Noise Post-Processing for Low Bit-Rate CELP Coders

Hiroyuki EHARA  Kazutoshi YASUNAGA  Koji YOSHIDA  Yusuke HIWASAKI  Kazunori MANO  Takao KANEKO  

IEICE TRANSACTIONS on Information and Systems   Vol.E87-D   No.6   pp.1507-1516
Publication Date: 2004/06/01
Online ISSN: 
Print ISSN: 0916-8532
Type of Manuscript: PAPER
Category: Speech and Hearing
CELP,  background noise,  post-processing,  frame erasure,  ITU-T,  

Full Text: PDF>>
Buy this Article

This paper presents a newly developed noise post-processing (NPP) algorithm and the results of several tests demonstrating its subjective performance. This NPP algorithm is designed to improve the subjective performance of low bit-rate code excited linear prediction (CELP) decoding under background noise conditions. The NPP algorithm is based on a stationary noise generator and improves the subjective quality of noisy signal input.
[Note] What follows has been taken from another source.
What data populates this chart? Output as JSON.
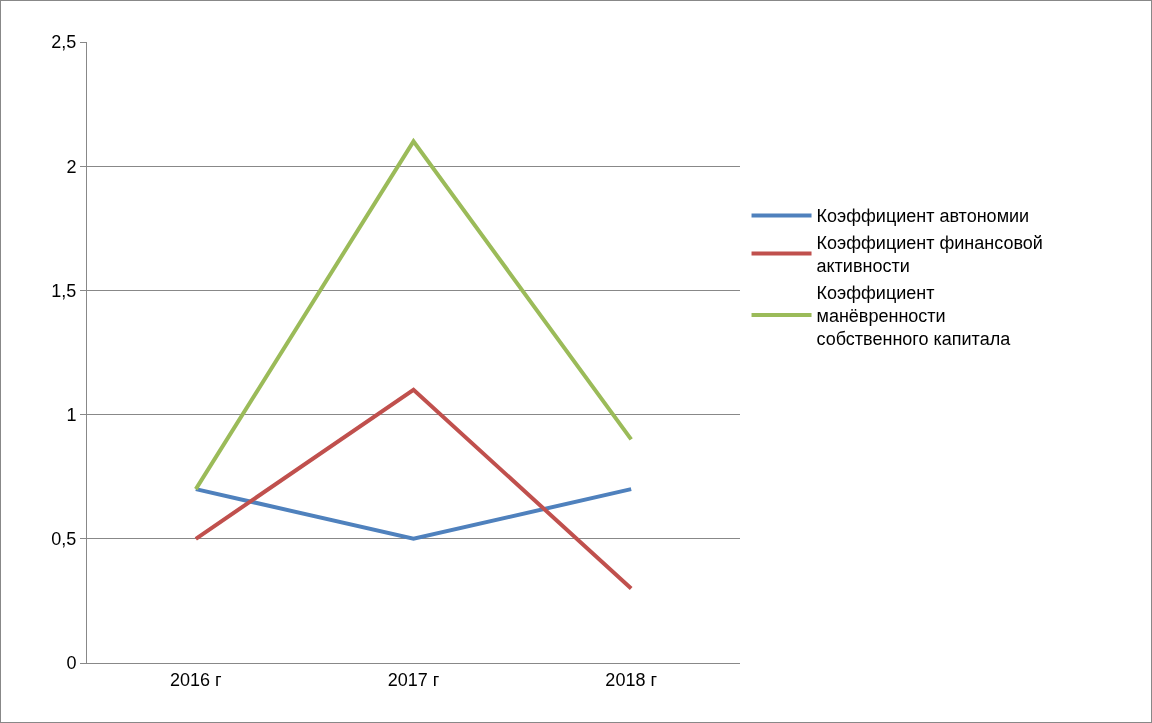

A backward adaptive detector defines noisy input signal frames from decoded LSF, energy, and pitch parameters. The noise generator estimates and produces stationary noise signals using past line spectral frequency (LSF) and energy parameters. The stationary noise generator has a frame erasure concealment (FEC) scheme designed for stationary noise signals and therefore improves the speech decoder's robustness for frame erasure under background noise conditions. The algorithm has been applied to the following CELP decoders: 1) a candidate algorithm of the ITU-T 4-kbit/s speech coding standard and 2) existing ITU-T standards, the G.729 and G.723.1 series. In both cases, NPP improved the subjective performance of the baseline decoders. Improvements of approximately 0.25 CMOS (CCR MOS: comparison category rating mean opinion score) and around 0.2-0.8 DMOS (DCR MOS: degradation category rating mean opinion score) were demonstrated in the results of our subjective tests when applied to the 4-kbit/s decoder and G.729/G.723.1 decoders respectively. Other test results show that NPP improves the subjective performance of a G.729 decoder by around 0.45 in DMOS under both error-free and frame-erasure conditions, and a further improvement of around 0.2 DMOS is achieved by the FEC scheme in the noise generator.